HOMO HOMINI DEUS   (CECILIO STAZIO)

 

 

 

 

ADONIS

 

Urlo dove non v'è parola dopo il niente,

urlo a chi mi vede di voi

un caos di resti di morte

col silenzio addosso forte.

Urlo che fioriscano nella voce i venti

finché il mattino diventi

nel mio sangue lingua e canti.

Urlo: chi di voi mi vede

con addosso il silenzio ove la parola non ha volo,

io e la notte - urlo per sapermi da solo.

Letto il libro del presente, - i bambini hanno detto:

un tempo è questo

fiorito nel ventre delle rovine, -

hanno scritto:

un tempo e' questo in cui abbiamo visto

educata la terra dalla morte,

ingannata dall'acqua l'acqua ancora.

 

 

 

  

MARIO LUZI

 

Sangue, sua profusione

in ogni dove

del mondo,

capillarmente

in tutto l'universo,

sua stormente

ramificazione

in ogni specie

dell'aria, della terra,

degli acquitrini

dentro vene,

arterie, cannule, tubicini -

suo spreco,

sua dissipazione antica

nelle stragi palesi e clandestine,

nelle cacce, nelle ecatombi,

nelle mattanze, nelle carneficine,

nelle croci - una alzata ad espiarne

lo sperpero, lo scempio...

Dove corre il sangue, dove annega?

come l'acqua, come i fiumi

ritorna alla sorgente

il sangue, scende e sale

dalla morte alla resurrezione.

O sanguis meus...

 

 

 

 GIOVANNI PASCOLI

  

La cavalla storna

 

    Nella Torre il silenzio era già alto.

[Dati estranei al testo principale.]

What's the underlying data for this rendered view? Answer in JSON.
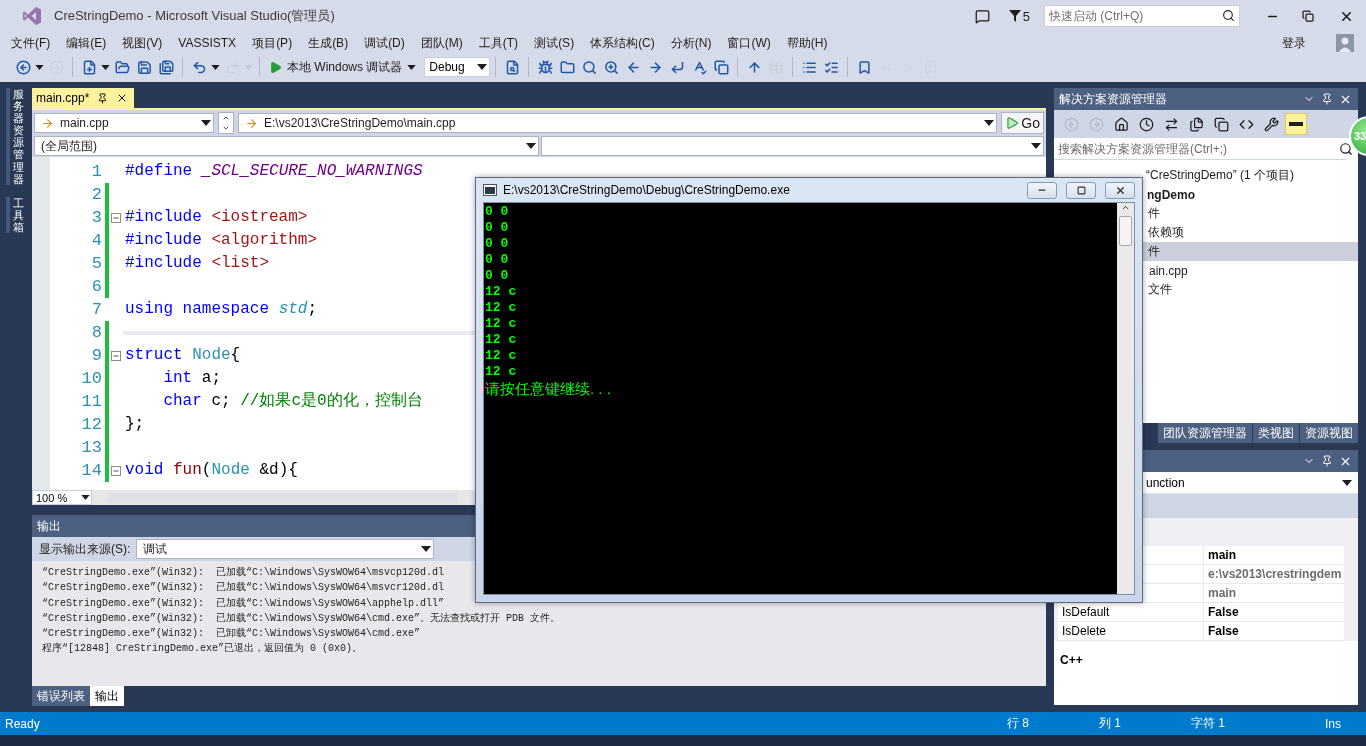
{
  "window": {
    "title": "CreStringDemo - Microsoft Visual Studio(管理员)",
    "notification_count": "5",
    "quick_launch": {
      "placeholder": "快速启动 (Ctrl+Q)"
    }
  },
  "menu": {
    "items": [
      "文件(F)",
      "编辑(E)",
      "视图(V)",
      "VASSISTX",
      "项目(P)",
      "生成(B)",
      "调试(D)",
      "团队(M)",
      "工具(T)",
      "测试(S)",
      "体系结构(C)",
      "分析(N)",
      "窗口(W)",
      "帮助(H)"
    ],
    "sign_in": "登录"
  },
  "toolbar": {
    "items": [
      {
        "kind": "icon",
        "disabled": false
      },
      {
        "kind": "caret",
        "disabled": false
      },
      {
        "kind": "icon",
        "disabled": true
      },
      {
        "kind": "separator"
      },
      {
        "kind": "icon",
        "disabled": false
      },
      {
        "kind": "caret",
        "disabled": false
      },
      {
        "kind": "icon",
        "disabled": false
      },
      {
        "kind": "icon",
        "disabled": false
      },
      {
        "kind": "icon",
        "disabled": false
      },
      {
        "kind": "separator"
      },
      {
        "kind": "icon",
        "disabled": false
      },
      {
        "kind": "caret",
        "disabled": false
      },
      {
        "kind": "icon",
        "disabled": true
      },
      {
        "kind": "caret",
        "disabled": true
      },
      {
        "kind": "separator"
      },
      {
        "kind": "run",
        "label": "本地 Windows 调试器"
      },
      {
        "kind": "select",
        "value": "Debug"
      },
      {
        "kind": "separator"
      },
      {
        "kind": "icon",
        "disabled": false
      },
      {
        "kind": "separator"
      },
      {
        "kind": "icon",
        "disabled": false
      },
      {
        "kind": "icon",
        "disabled": false
      },
      {
        "kind": "icon",
        "disabled": false
      },
      {
        "kind": "icon",
        "disabled": false
      },
      {
        "kind": "icon",
        "disabled": false
      },
      {
        "kind": "icon",
        "disabled": false
      },
      {
        "kind": "icon",
        "disabled": false
      },
      {
        "kind": "icon",
        "disabled": false
      },
      {
        "kind": "icon",
        "disabled": false
      },
      {
        "kind": "separator"
      },
      {
        "kind": "icon",
        "disabled": false
      },
      {
        "kind": "icon",
        "disabled": true
      },
      {
        "kind": "separator"
      },
      {
        "kind": "icon",
        "disabled": false
      },
      {
        "kind": "icon",
        "disabled": false
      },
      {
        "kind": "separator"
      },
      {
        "kind": "icon",
        "disabled": false
      },
      {
        "kind": "icon",
        "disabled": true
      },
      {
        "kind": "icon",
        "disabled": true
      },
      {
        "kind": "icon",
        "disabled": true
      }
    ]
  },
  "side_tabs": [
    "服务器资源管理器",
    "工具箱"
  ],
  "editor": {
    "tab": {
      "label": "main.cpp*",
      "selected": true
    },
    "file_dropdown": "main.cpp",
    "path_dropdown": "E:\\vs2013\\CreStringDemo\\main.cpp",
    "go_button": "Go",
    "scope_dropdown": "(全局范围)",
    "zoom": "100 %",
    "lines": [
      {
        "number": "1",
        "changed": false,
        "collapsible": false,
        "current": false,
        "tokens": [
          {
            "kind": "keyword",
            "text": "#define"
          },
          {
            "kind": "macro",
            "text": "_SCL_SECURE_NO_WARNINGS",
            "spaced": true
          }
        ]
      },
      {
        "number": "2",
        "changed": true,
        "collapsible": false,
        "current": false
      },
      {
        "number": "3",
        "changed": true,
        "collapsible": true,
        "current": false,
        "tokens": [
          {
            "kind": "keyword",
            "text": "#include"
          },
          {
            "kind": "string",
            "text": "<iostream>",
            "spaced": true
          }
        ]
      },
      {
        "number": "4",
        "changed": true,
        "collapsible": false,
        "current": false,
        "tokens": [
          {
            "kind": "keyword",
            "text": "#include"
          },
          {
            "kind": "string",
            "text": "<algorithm>",
            "spaced": true
          }
        ]
      },
      {
        "number": "5",
        "changed": true,
        "collapsible": false,
        "current": false,
        "tokens": [
          {
            "kind": "keyword",
            "text": "#include"
          },
          {
            "kind": "string",
            "text": "<list>",
            "spaced": true
          }
        ]
      },
      {
        "number": "6",
        "changed": true,
        "collapsible": false,
        "current": false
      },
      {
        "number": "7",
        "changed": false,
        "collapsible": false,
        "current": false,
        "tokens": [
          {
            "kind": "keyword",
            "text": "using namespace"
          },
          {
            "kind": "namespace",
            "text": "std",
            "spaced": true
          },
          {
            "kind": "plain",
            "text": ";"
          }
        ]
      },
      {
        "number": "8",
        "changed": true,
        "collapsible": false,
        "current": true
      },
      {
        "number": "9",
        "changed": true,
        "collapsible": true,
        "current": false,
        "tokens": [
          {
            "kind": "keyword",
            "text": "struct"
          },
          {
            "kind": "type",
            "text": "Node",
            "spaced": true
          },
          {
            "kind": "plain",
            "text": "{"
          }
        ]
      },
      {
        "number": "10",
        "changed": true,
        "collapsible": false,
        "current": false,
        "indented": true,
        "tokens": [
          {
            "kind": "keyword",
            "text": "int"
          },
          {
            "kind": "plain",
            "text": "a;",
            "spaced": true
          }
        ]
      },
      {
        "number": "11",
        "changed": true,
        "collapsible": false,
        "current": false,
        "indented": true,
        "tokens": [
          {
            "kind": "keyword",
            "text": "char"
          },
          {
            "kind": "plain",
            "text": "c;",
            "spaced": true
          },
          {
            "kind": "comment",
            "text": "//如果c是0的化，控制台",
            "spaced": true
          }
        ]
      },
      {
        "number": "12",
        "changed": true,
        "collapsible": false,
        "current": false,
        "tokens": [
          {
            "kind": "plain",
            "text": "};"
          }
        ]
      },
      {
        "number": "13",
        "changed": true,
        "collapsible": false,
        "current": false
      },
      {
        "number": "14",
        "changed": true,
        "collapsible": true,
        "current": false,
        "tokens": [
          {
            "kind": "keyword",
            "text": "void"
          },
          {
            "kind": "function",
            "text": "fun",
            "spaced": true
          },
          {
            "kind": "plain",
            "text": "("
          },
          {
            "kind": "type",
            "text": "Node"
          },
          {
            "kind": "plain",
            "text": "&d){",
            "spaced": true
          }
        ]
      }
    ]
  },
  "output": {
    "title": "输出",
    "source_label": "显示输出来源(S):",
    "source_value": "调试",
    "lines": [
      "“CreStringDemo.exe”(Win32):  已加载“C:\\Windows\\SysWOW64\\msvcp120d.dl",
      "“CreStringDemo.exe”(Win32):  已加载“C:\\Windows\\SysWOW64\\msvcr120d.dl",
      "“CreStringDemo.exe”(Win32):  已加载“C:\\Windows\\SysWOW64\\apphelp.dll”",
      "“CreStringDemo.exe”(Win32):  已加载“C:\\Windows\\SysWOW64\\cmd.exe”。无法查找或打开 PDB 文件。",
      "“CreStringDemo.exe”(Win32):  已卸载“C:\\Windows\\SysWOW64\\cmd.exe”",
      "程序“[12848] CreStringDemo.exe”已退出，返回值为 0 (0x0)。"
    ],
    "tabs": [
      {
        "label": "错误列表",
        "selected": false
      },
      {
        "label": "输出",
        "selected": true
      }
    ]
  },
  "solution_explorer": {
    "title": "解决方案资源管理器",
    "search_placeholder": "搜索解决方案资源管理器(Ctrl+;)",
    "tree": [
      {
        "label": "“CreStringDemo” (1 个项目)",
        "selected": false,
        "children": [
          {
            "label": "ngDemo",
            "selected": false,
            "children": [
              {
                "label": "件",
                "selected": false
              },
              {
                "label": "依赖项",
                "selected": false
              },
              {
                "label": "件",
                "selected": true,
                "children": [
                  {
                    "label": "ain.cpp",
                    "selected": false
                  }
                ]
              },
              {
                "label": "文件",
                "selected": false
              }
            ]
          }
        ]
      }
    ],
    "tabs": [
      {
        "label": "团队资源管理器",
        "selected": false
      },
      {
        "label": "类视图",
        "selected": false
      },
      {
        "label": "资源视图",
        "selected": false
      }
    ]
  },
  "properties": {
    "object_dropdown": "unction",
    "rows": [
      {
        "value": "main",
        "readonly": false
      },
      {
        "value": "e:\\vs2013\\crestringdem",
        "readonly": true
      },
      {
        "value": "main",
        "readonly": true
      },
      {
        "name": "IsDefault",
        "value": "False",
        "readonly": false
      },
      {
        "name": "IsDelete",
        "value": "False",
        "readonly": false
      }
    ],
    "description": "C++"
  },
  "console": {
    "title": "E:\\vs2013\\CreStringDemo\\Debug\\CreStringDemo.exe",
    "lines": [
      "0 0",
      "0 0",
      "0 0",
      "0 0",
      "0 0",
      "12 c",
      "12 c",
      "12 c",
      "12 c",
      "12 c",
      "12 c",
      "请按任意键继续. . ."
    ]
  },
  "notification_badge": "33",
  "status_bar": {
    "message": "Ready",
    "line": "行 8",
    "column": "列 1",
    "char": "字符 1",
    "mode": "Ins"
  }
}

    Sussurravano i pioppi del Rio Salto.

    I cavalli normanni alle lor poste

    frangean la biada con rumor di croste.

    Là in fondo la cavalla era, selvaggia,

    nata tra i pini su la salsa spiaggia;

    che nelle froge avea del mar gli spruzzi

    ancora, e gli urli negli orecchi aguzzi.

    Con su la greppia un gomito, da essa

    era mia madre; e le dicea sommessa:

    "O cavallina, cavallina storna,

    che portavi colui che non ritorna;

    tu capivi il suo cenno ed il suo detto!

    Egli ha lasciato un figlio giovinetto;

    il primo d'otto tra miei figli e figlie;

    e la sua mano non toccò mai briglie.

    Tu che ti senti ai fianchi l'uragano,

    tu dai retta alla sua piccola mano.

    Tu ch'hai nel cuore la marina brulla,

    tu dai retta alla sua voce fanciulla".

    La cavalla volgea la scarna testa

    verso mia madre, che dicea più mesta:

    "O cavallina, cavallina storna,

    che portavi colui che non ritorna;

    lo so, lo so, che tu l'amavi forte!

    Con lui c'eri tu sola e la sua morte.

    O nata in selve tra l'ondate e il vento,

    tu tenesti nel cuore il tuo spavento;

    sentendo lasso nella bocca il morso,

    nel cuor veloce tu premesti il corso:

    adagio seguitasti la tua via,

    perché facesse in pace l'agonia... "

    La scarna lunga testa era daccanto

    al dolce viso di mia madre in pianto.

    "O cavallina, cavallina storna,

    che portavi colui che non ritorna;

    oh! Due parole egli dové pur dire!

    E tu capisci, ma non sai ridire.

    Tu con le briglie sciolte tra le zampe,

    con dentro gli occhi il fuoco delle vampe,

    con negli orecchi l'eco degli scoppi,

    seguitasti la via tra gli alti pioppi:

    lo riportavi tra il morir del sole,

    perché udissimo noi le sue parole".

    Stava attenta la lunga testa fiera.

    Mia madre l'abbracciò su la criniera

    "O cavallina, cavallina storna,

    portavi a casa sua chi non ritorna!

    A me, chi non ritornerà più mai!

    Tu fosti buona... Ma parlar non sai!

    Tu non sai, poverina; altri non osa.

    Oh! ma tu devi dirmi una cosa!

    Tu l'hai veduto l'uomo che l'uccise:

    esso t'è qui nelle pupille fise.

    Chi fu? Chi è? Ti voglio dire un nome.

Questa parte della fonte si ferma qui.